I'm trying to integrate OpenSSL into a nonblocking
server that already has a firm idea of how it wants
to do its networking.  In other words, I want to
use OpenSSL, but *do not* want OpenSSL doing any
networking for me.  I also don't want to use any
huge, ungainly abstractions such as BIO pairs.
What I want is a simple API that doesn't even
*think* it can do networking.

I have seen several people asking about nonblocking
support on this list over the last year or so.  Here
are a few typical responses:

http://www.mail-archive.com/[email protected]/msg03423.html
http://www.mail-archive.com/[email protected]/msg04933.html
http://www.mail-archive.com/[email protected]/msg05515.html
http://www.mail-archive.com/[email protected]/msg07301.html

All of which are helpful, but none of which really do the trick.
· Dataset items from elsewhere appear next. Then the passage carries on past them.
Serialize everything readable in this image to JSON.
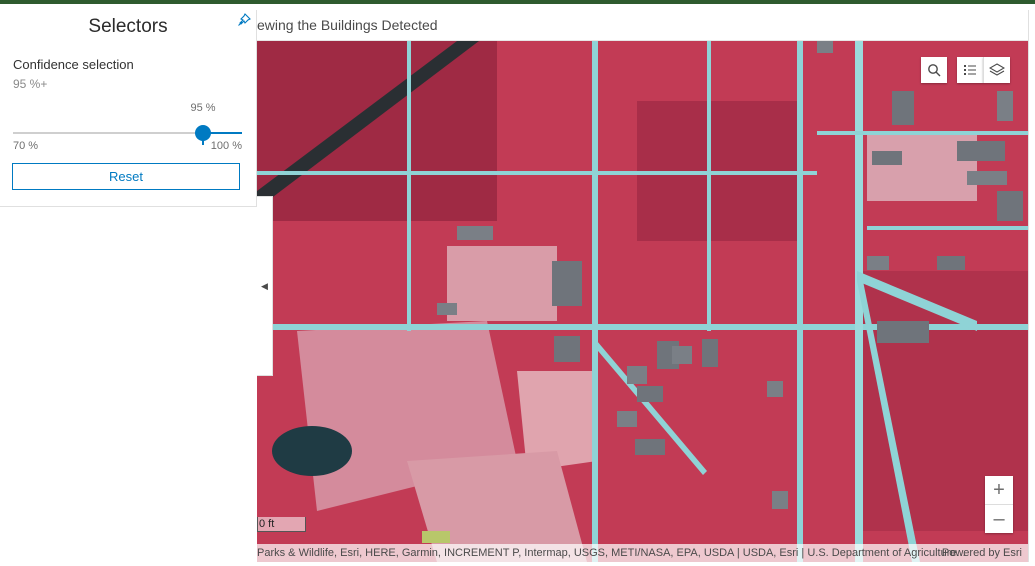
{
  "app": {
    "header_title": "ewing the Buildings Detected"
  },
  "panel": {
    "title": "Selectors",
    "pin_icon": "pin-icon",
    "confidence_label": "Confidence selection",
    "confidence_value": "95 %+",
    "slider": {
      "current_label": "95 %",
      "value": 95,
      "min": 70,
      "max": 100,
      "min_label": "70 %",
      "max_label": "100 %"
    },
    "reset_label": "Reset"
  },
  "map": {
    "scale_label": "0 ft",
    "attribution": "Parks & Wildlife, Esri, HERE, Garmin, INCREMENT P, Intermap, USGS, METI/NASA, EPA, USDA | USDA, Esri | U.S. Department of Agriculture...",
    "powered_by": "Powered by Esri",
    "tools": [
      "search-icon",
      "legend-icon",
      "layers-icon"
    ],
    "zoom_in_label": "+",
    "zoom_out_label": "–"
  },
  "colors": {
    "accent": "#007ac2",
    "topbar": "#2e5b2e",
    "vegetation": "#c23b55",
    "roads": "#8fd3d6"
  }
}
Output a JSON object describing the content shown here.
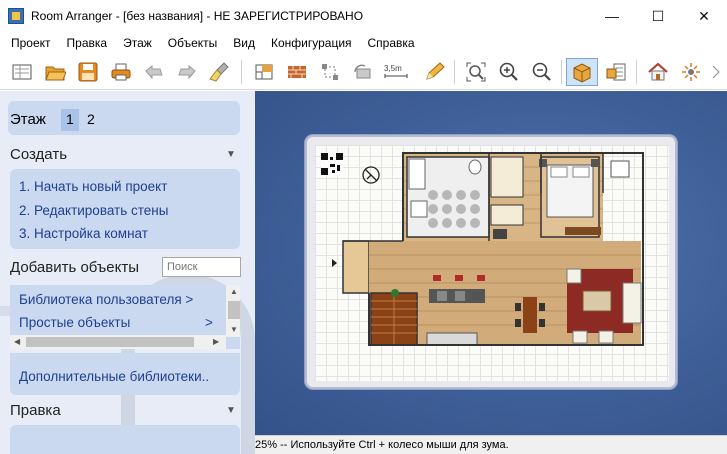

OpenSSL seems bent on doing the networking for the user (or, with 
BIO pairs, *thinking* it's doing the networking for the user), 
but what I want to do is bypass all that.
According to a post by Geoff Thorpe, this is indeed what he has
done.  See
http://marc.theaimsgroup.com/?l=openssl-users&m=94379957705047&w=2

> The easiest way to do this is
> (i) select on readability, and writeability only if there's data waiting
> to go.
> (ii) read everything that can read.
> (iii) grind the SSL state-machine
> (iv) write anything that can write and has something waiting to go.
> (v) gring the SSL state-machine again.
> (vi) go back to (i)
> 
> I abandoned BIOs a while ago (where possible that is) and have my own
> comms/buffering wrapper so this is the way that works for me. The last
> recollection I have of s_client/s_server is some seriously mutated
> handling of stdin/stdout with the raw socket that was almost written the
> way it was as some sick exam question. It's actually pretty easy to write
> code that does the required job (ie. worry about one connection at a time
> only and just proxy stdin/stdout through an SSL state-machine), but
> somehow it's emerged in a form that is everything but self-explanatory.
> Having butted heads with the "state machine" side of it too I can
> appreciate why it may or may not be solid with respect to non-blocking IO.
> It has a few gotchas, and when the code looks like that it makes it
> difficult to rule them (gotchas) in or out.

I'm considering working out how to bypass all the crufty networking in 
OpenSSL to allow better support for nonblocking I/O.  
Has anyone else already done this?  Is anyone else interested?